Puesto el maíz a fermentar en el moyo, se fue a la plaza. El pesebre era hermoso, tanto que debió costarle un dineral a la parroquia, con tanta vaquita, caballitos, ovejitas, venaditos de plástico y hasta gallinitas, todo importado; una laguna artificial con patos de hule, que los niños podían coger y apretarlas entonces, emitían el grito sordo de un sonido; con pececillos vivos de todos los colores, más allá, un pueblito de cartón pintado de blanco y rodeado de palmeras sembradas en macetas, al que se allegaba por un sendero dispuesto con aserrín terracota, que bordeaba una planicie de prados verdes con flores finamente elaboradas en papel marché. En un alto estaba la cueva, hecha con piedras reales pegadas con cemento gris. La cueva era lo suficientemente grande y hueca para albergar a José y a Maria; en medio de ellos, se hallaba la cuna aún vacía. Por el sendero se aproximaban, guardadas las distancias, los tres reyes de oriente: Gaspar, Baltasar y Melchor con sus ofrendas de oro, incienso, mirra.

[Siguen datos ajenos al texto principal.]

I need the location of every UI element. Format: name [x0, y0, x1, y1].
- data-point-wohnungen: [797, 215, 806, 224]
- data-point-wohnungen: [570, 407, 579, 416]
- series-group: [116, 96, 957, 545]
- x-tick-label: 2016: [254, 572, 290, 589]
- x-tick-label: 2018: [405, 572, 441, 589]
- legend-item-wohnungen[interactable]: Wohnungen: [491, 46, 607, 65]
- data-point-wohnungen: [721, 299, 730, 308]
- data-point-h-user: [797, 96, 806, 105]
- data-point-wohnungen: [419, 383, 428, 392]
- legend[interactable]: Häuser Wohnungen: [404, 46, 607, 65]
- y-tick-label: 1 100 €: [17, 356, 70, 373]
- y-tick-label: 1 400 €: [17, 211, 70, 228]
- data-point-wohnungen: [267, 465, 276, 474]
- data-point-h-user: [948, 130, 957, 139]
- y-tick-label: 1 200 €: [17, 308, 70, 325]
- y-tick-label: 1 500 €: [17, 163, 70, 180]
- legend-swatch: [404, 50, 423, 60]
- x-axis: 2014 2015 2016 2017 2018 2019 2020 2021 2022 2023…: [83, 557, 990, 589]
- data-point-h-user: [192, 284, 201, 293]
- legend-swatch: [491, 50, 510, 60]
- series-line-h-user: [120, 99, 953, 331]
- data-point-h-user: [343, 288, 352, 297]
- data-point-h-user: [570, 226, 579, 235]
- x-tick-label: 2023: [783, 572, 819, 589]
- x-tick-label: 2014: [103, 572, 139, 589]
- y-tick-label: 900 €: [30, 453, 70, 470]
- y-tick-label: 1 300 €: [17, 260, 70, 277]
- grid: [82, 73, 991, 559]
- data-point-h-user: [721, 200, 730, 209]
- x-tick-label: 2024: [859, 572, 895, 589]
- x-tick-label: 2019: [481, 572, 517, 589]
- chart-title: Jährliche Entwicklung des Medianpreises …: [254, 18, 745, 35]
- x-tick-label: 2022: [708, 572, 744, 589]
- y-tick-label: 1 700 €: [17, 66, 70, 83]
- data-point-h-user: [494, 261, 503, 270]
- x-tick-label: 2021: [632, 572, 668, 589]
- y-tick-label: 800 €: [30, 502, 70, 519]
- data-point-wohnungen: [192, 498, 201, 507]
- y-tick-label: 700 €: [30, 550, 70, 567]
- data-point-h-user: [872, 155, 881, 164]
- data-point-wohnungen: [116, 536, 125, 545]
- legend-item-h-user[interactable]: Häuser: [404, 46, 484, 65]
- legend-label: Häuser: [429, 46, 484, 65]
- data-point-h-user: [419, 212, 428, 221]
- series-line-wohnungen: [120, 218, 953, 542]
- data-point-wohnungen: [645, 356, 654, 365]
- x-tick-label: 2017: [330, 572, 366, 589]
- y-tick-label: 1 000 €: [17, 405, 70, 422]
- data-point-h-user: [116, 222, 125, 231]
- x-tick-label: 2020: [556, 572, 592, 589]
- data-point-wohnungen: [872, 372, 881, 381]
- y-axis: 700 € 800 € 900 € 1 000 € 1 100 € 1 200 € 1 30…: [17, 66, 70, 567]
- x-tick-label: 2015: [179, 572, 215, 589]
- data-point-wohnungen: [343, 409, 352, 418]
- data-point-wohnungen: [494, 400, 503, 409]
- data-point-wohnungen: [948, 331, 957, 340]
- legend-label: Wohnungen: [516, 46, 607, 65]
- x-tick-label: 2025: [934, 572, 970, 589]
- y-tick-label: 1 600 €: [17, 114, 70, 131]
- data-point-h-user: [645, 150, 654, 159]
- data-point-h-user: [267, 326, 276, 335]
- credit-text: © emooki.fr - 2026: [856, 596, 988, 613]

El clima era cálido. Buscó una banca frente al pesebre, para sentarse y desde allí, admirar la belleza del conjunto con sus luces titilantes. Era realmente maravilloso. En el trascurrir de su niñez, no existían esas luces. La magia del pesebre radicaba entonces, no en el misterio de la natividad, sino, en los regalos que el niño Jesús colocaba a media noche junto al pesebre casero, para cada niño que se hubiese portado bien durante el año. Pero, el invento de las luces, que ahora la trasportaba a su infancia, representaban las estrellas, incrustadas como brillantes sobre un cielo de satén en azul degradado, y la Gran estrella de Belén con cinco puntas, que orientó a los magos venidos de remotas tierras, fulguraba desde el cielo, con una estela de luces que caían en cascada sobre la cueva. Sí… todo era hermoso. Abrió su Diario. Leyó primero la Salve, después el Magníficat y siguió con padres nuestros y una retahíla de avemarías, intercalando las oraciones como era su costumbre, con los nombres conocidos de aquellos que la habían precedido. Finalizando con el Gloria para volver a empezar y sin olvidar nunca la nueva frase… y por el mundo entero… Meditó el tercer misterio del rosario, con las imágenes bíblicas de lo que aconteció en los tiempos en que Jesús vivió; formando una mezcla comprensible, de oraciones e imágenes, con los recuerdos de su propia maternidad y emigración de la casa de sus padres, cuando se vino a vivir a tierra llana con su extinto Juan; mientras, los niños cantaban en coro, villancicos, y los más pequeños, corrían arrebatados, de un lado a otro del pesebre. Así, con una devoción combinada de recuerdos… sobrevino la noche. Las voces silenciaron. La gente marchó a sus casas. El lugar quedó sólo…
Ofelia, abstraída en la magia de sus meditaciones, esperó la hora del nacimiento, en que vio un brillo intenso en la cuna. ¡Había nacido ya, el niño Jesús! El frio del alba fue calando lentamente en sus huesos, entonces, vio un ángel con altas alas blancas en su espalda, que estiró su mano hasta tocar la suya. Ofelia, sintió una dulzura de bondades infinitas que alegraron su alma.
En la madrugada, el sereno la encontró dormida en la banca, con el rosario aferrado en su mano. Se acercó y le tocó el hombro delicadamente para despertarla, ella no respondió. De su falda se deslizo un libro al suelo, era su diario. El hombre lo recogió para hojearlo; en el instante en que las campanas alzaron vuelo, con un repique, llamando al Ángelus. Las páginas del libro se desplegaban en blanco, solo en la última, se hallaba una palabra impresa en letras doradas: FIN.